Certaines révélations viennent renforcer
les explications sur la personnalité et
les choix de l'écrivain; d'autres sont
particulièrement bienvenues pour retracer
son parcours avec minutie et finesse. Peut-être
certains lecteurs ne seront-ils pas intéressés
par ces nombreux renseignements de l'ordre
du factuel. Moi, j'avoue être particulièrement
sensible à ces informations précises et
minutieuses.
Ecrire
une biographie, qui plus est d'un parcours
foisonnant et riche, s'avère un exercice
très délicat, surtout quand il faut le retranscrire
en une petite centaine de pages. Qu'un biographe
réunisse tous ces atouts est un gage de
sérieux et de hautes compétences interprétatives.

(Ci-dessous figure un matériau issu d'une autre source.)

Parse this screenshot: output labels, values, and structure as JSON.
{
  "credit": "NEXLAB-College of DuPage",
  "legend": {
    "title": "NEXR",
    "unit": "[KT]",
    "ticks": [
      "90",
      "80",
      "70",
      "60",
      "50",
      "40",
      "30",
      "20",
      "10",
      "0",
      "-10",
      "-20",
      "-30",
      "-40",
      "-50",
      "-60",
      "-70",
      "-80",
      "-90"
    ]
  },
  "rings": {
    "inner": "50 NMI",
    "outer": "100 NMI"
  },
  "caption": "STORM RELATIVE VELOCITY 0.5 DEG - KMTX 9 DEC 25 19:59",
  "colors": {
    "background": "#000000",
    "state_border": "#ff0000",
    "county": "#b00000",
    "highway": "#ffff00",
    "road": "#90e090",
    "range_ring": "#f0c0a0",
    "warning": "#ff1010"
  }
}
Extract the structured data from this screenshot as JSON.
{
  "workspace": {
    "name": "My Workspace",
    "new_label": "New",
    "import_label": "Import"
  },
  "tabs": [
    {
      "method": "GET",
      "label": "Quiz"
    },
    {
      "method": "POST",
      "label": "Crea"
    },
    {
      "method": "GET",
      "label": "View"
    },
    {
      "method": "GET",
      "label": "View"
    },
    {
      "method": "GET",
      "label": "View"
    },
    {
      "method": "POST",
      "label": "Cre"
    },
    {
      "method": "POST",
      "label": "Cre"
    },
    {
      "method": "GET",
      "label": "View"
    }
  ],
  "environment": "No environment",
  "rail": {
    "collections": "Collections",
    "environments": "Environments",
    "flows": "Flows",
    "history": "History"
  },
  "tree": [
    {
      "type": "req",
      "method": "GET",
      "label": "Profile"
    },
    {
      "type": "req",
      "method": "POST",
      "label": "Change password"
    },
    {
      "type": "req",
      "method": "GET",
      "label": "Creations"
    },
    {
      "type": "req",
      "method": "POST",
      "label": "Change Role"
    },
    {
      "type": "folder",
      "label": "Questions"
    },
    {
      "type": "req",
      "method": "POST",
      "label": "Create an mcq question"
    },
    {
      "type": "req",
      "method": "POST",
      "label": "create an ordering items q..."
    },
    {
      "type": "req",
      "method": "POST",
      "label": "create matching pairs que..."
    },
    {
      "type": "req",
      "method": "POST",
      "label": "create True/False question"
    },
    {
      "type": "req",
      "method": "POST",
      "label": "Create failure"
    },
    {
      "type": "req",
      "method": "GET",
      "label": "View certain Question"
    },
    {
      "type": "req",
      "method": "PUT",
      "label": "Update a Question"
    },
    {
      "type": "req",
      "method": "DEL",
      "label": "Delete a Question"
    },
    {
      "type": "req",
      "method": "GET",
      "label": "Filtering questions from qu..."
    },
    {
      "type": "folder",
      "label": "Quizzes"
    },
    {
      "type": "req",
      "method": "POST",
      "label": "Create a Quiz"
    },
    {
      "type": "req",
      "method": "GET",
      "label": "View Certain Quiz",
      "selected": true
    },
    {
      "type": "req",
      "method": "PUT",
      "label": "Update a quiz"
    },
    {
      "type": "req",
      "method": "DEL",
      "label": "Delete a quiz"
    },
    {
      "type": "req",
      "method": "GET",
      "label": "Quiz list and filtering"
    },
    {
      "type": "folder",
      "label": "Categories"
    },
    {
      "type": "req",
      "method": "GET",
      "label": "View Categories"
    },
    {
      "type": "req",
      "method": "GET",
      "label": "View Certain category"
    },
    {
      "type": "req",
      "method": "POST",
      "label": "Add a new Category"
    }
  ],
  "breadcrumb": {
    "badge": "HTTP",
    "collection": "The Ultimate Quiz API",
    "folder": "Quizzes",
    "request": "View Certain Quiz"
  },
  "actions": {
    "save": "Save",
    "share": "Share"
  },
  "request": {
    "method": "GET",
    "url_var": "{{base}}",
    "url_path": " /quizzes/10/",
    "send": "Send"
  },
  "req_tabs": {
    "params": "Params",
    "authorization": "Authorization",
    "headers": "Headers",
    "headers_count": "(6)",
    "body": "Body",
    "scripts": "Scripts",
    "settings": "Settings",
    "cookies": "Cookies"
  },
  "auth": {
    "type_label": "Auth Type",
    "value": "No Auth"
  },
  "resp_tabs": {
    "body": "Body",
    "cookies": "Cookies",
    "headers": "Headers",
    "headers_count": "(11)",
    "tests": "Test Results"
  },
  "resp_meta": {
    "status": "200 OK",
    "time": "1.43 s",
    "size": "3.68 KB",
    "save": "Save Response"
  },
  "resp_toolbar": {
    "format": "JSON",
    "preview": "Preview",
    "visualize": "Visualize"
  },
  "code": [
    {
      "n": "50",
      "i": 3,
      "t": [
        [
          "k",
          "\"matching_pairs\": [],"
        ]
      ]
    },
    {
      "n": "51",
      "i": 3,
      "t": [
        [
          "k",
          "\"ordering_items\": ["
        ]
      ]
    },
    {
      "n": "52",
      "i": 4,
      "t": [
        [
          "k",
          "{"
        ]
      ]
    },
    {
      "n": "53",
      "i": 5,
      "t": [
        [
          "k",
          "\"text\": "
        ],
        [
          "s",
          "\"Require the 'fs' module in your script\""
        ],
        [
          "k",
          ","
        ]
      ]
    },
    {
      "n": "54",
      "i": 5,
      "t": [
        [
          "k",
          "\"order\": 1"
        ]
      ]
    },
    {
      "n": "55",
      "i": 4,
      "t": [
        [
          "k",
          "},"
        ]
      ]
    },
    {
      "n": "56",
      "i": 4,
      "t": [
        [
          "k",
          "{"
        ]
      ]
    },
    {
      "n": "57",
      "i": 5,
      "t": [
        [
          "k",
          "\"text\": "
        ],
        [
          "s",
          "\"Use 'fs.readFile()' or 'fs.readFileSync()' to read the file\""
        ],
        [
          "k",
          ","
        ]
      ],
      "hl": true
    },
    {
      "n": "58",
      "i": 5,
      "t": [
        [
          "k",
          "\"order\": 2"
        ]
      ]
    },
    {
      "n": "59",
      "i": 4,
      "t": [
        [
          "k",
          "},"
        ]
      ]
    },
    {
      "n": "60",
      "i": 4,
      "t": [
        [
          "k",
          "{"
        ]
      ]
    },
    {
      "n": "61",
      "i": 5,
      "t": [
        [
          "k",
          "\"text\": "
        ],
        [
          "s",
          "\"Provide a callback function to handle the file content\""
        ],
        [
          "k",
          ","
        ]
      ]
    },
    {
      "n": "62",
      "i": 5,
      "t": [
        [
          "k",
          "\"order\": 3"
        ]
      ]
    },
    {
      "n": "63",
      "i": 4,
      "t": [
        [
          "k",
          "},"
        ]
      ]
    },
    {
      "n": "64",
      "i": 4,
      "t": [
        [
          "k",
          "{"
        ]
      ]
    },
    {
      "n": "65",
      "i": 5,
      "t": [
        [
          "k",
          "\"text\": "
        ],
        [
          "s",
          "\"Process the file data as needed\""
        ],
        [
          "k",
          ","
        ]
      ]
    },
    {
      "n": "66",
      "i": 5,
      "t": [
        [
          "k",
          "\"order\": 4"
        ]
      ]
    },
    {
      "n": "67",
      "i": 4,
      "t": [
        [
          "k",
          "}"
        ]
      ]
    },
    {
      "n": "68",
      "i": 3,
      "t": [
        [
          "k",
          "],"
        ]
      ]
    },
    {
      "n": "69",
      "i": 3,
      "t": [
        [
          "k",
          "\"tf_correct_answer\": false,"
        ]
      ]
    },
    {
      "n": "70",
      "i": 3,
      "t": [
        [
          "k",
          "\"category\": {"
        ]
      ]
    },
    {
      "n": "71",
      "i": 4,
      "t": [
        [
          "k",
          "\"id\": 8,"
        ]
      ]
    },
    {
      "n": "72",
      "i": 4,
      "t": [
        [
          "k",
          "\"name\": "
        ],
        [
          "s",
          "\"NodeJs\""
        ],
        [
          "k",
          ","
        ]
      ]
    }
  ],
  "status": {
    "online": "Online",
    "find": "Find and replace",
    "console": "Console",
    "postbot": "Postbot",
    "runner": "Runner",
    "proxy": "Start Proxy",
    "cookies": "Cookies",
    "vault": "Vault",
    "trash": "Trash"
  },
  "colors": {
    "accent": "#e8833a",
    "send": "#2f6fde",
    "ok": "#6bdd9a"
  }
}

Il possède la hauteur nécessaire pour extraire
la quintessence d'une existence et d'une
carrière, ou, si je puis dire, leur "substantifique
moëlle".
Depuis
une dizaine d'années, il existe des rééditions,
en particulier en direction du milieu scolaire,
avec préfaces et/ou dispositifs pédagogiques
autour de l'oeuvre. Ces travaux, pourtant
corrects globalement, fourmillent d'oublis,
d'approximations, voire parfois de contresens
fâcheux. Si les recherches sur Vercors étaient
largement développées, ce caractère fâcheux
serait limité. Mais il faut se souvenir
que les études et éditions sur Vercors restent
encore très confidentielles. Chaque approximation
ou erreur inscrit alors un contresens
durable, nuisible à une approche pertinente
de son univers. Aussi cette biographie constitue-t-elle
un socle solide pour appréhender au mieux
l'homme et l'oeuvre.
Ma démarche
De
ce qui précède, on comprendra qu'il est
utile de lire cette biographie. C'est le
fil conducteur de mon propos. Ma démarche
consiste donc à donner toutes les raisons
favorables à sa lecture. Mon texte n'est
pas calqué sur le modèle institutionnel.
D'autres écriront sur ce modèle bien
mieux que moi.
Je
ne m'aventurerai pas dans une réflexion
sur le travail du biographe, ses moyens
et ses écueils, les types d'approche des
biographies, etc. Ces réflexions hautement
savantes, propres au milieu universitaire, sont
passionnantes. Mais mon site n'est pas institutionnel
et ne prétend pas débrouiller les problèmes
nombreux de cette "illusion biographique".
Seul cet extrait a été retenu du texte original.